I’ve never been out sniffing new Australians like Ms Gambaro seems to have been, but I think it’s a little broad and very rude to make the assumption that they’re all on the nose. These are the kind of culturally ignorant people who believe that their cultural values reflect some sort of norm.
The world is a smelly place. Humans are born fresh and wonderful and then they start to compost. I remember the wog kid at school who got tormented for having a salami and eggplant sandwich with a side of garlic bread. He was tormented for having a weird lunch. The smell of his lunch set him apart. He needed to be destroyed by the white-bread-and-Vegemite kids, lest their world of Arnott’s biscuits and bruised bananas (tell me banana in a lunch box isn’t offensive) be turned on its head.

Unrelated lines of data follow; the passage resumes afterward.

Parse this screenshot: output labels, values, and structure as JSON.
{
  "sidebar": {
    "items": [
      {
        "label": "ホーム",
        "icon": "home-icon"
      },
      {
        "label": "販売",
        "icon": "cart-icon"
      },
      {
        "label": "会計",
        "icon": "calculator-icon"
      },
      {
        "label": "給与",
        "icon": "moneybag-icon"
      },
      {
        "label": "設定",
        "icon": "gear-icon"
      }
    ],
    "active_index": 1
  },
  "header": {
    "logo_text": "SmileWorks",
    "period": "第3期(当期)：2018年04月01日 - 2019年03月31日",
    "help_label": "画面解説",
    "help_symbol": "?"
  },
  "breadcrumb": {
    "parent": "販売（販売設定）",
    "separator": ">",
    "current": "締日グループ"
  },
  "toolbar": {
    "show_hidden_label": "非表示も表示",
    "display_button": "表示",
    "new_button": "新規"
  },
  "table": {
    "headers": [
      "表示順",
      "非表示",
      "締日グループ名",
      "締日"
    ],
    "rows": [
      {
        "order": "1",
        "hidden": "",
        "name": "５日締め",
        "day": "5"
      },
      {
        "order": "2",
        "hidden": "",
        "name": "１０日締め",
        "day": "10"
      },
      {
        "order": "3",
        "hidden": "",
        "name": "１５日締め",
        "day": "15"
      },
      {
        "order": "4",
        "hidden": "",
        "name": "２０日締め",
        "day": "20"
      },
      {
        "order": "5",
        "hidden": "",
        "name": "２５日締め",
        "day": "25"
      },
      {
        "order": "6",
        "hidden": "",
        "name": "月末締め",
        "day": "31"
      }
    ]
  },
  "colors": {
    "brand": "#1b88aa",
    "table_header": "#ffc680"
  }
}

But we evolved. Our stinky migrant brothers and sisters have educated us. Our food has evolved. We now eat Spag Bog and think it’s an Aussie dish. What was once stinky and disgusting is now considered part of our everyday cuisine. What was repulsive to our olfactory senses is now delicious.

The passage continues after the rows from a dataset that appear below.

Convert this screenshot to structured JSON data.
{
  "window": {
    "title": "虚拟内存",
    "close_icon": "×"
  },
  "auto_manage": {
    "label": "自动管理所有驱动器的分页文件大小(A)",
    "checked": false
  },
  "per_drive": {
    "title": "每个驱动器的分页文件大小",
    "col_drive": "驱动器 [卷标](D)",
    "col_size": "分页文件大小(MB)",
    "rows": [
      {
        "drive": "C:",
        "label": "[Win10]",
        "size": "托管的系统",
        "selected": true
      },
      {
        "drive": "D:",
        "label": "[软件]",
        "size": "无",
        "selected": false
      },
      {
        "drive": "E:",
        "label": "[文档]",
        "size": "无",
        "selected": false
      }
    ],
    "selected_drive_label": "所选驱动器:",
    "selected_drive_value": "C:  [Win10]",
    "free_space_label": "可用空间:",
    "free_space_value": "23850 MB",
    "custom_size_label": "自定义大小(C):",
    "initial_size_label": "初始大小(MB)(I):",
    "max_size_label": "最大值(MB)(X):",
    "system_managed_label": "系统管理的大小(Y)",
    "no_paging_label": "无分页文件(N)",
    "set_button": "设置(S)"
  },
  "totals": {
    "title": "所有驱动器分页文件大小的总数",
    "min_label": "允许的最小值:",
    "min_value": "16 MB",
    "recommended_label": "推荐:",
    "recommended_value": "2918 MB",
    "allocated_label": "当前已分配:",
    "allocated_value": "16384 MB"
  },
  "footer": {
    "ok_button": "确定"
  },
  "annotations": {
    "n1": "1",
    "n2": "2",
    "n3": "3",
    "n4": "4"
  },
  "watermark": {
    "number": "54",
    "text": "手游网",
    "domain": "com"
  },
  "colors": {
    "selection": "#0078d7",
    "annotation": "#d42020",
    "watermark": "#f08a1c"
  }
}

Everything smells. The wog kid’s sandwich only smelt bad because we didn’t recognise it. It was just a smell that fell outside of our cultural norms of beer, Pal Meaty Bites and Vegemite. I’ve certainly been in the presence of people who could have done with a little deodorising help. But they weren’t new stinky-Stralians. They were organic-loving chemical-free vegans emerging from a yoga class. And they kind of smelt good, in a thick pheromone-y kind of should-I-breed-with-you kind of way.
Personally I quite like the smell of my own armpit. There’s something quite erogenous about working up a good sweat, and busting out in some of your own personal stench. It’s poor etiquette to get a whiff of your own armpits and be so impressed that you’ll go back for more. But who hasn’t done it? It’s up there with wanking and nose picking as one of the private pleasures of inhabiting this beastly human form.
Why do we assume that chemical inhibitors are better than none? So it’s okay to get a whiff of someone’s antiperspirant, or their perfume, but normal organic human stink is not okay. Our smell is our etheric fingerprint. It’s how we identify each other on a ‘smellular’ level. This whole concept, though, of teaching migrants Australian norms is ridiculous. Instead of housing, or education, do we just offer some Rexona? Perhaps what we need to invent is a roll-on moronic-bigoted-thinking retardant for the general population who think migrants smell, and we could start by dropping a crate at Gambaro’s place.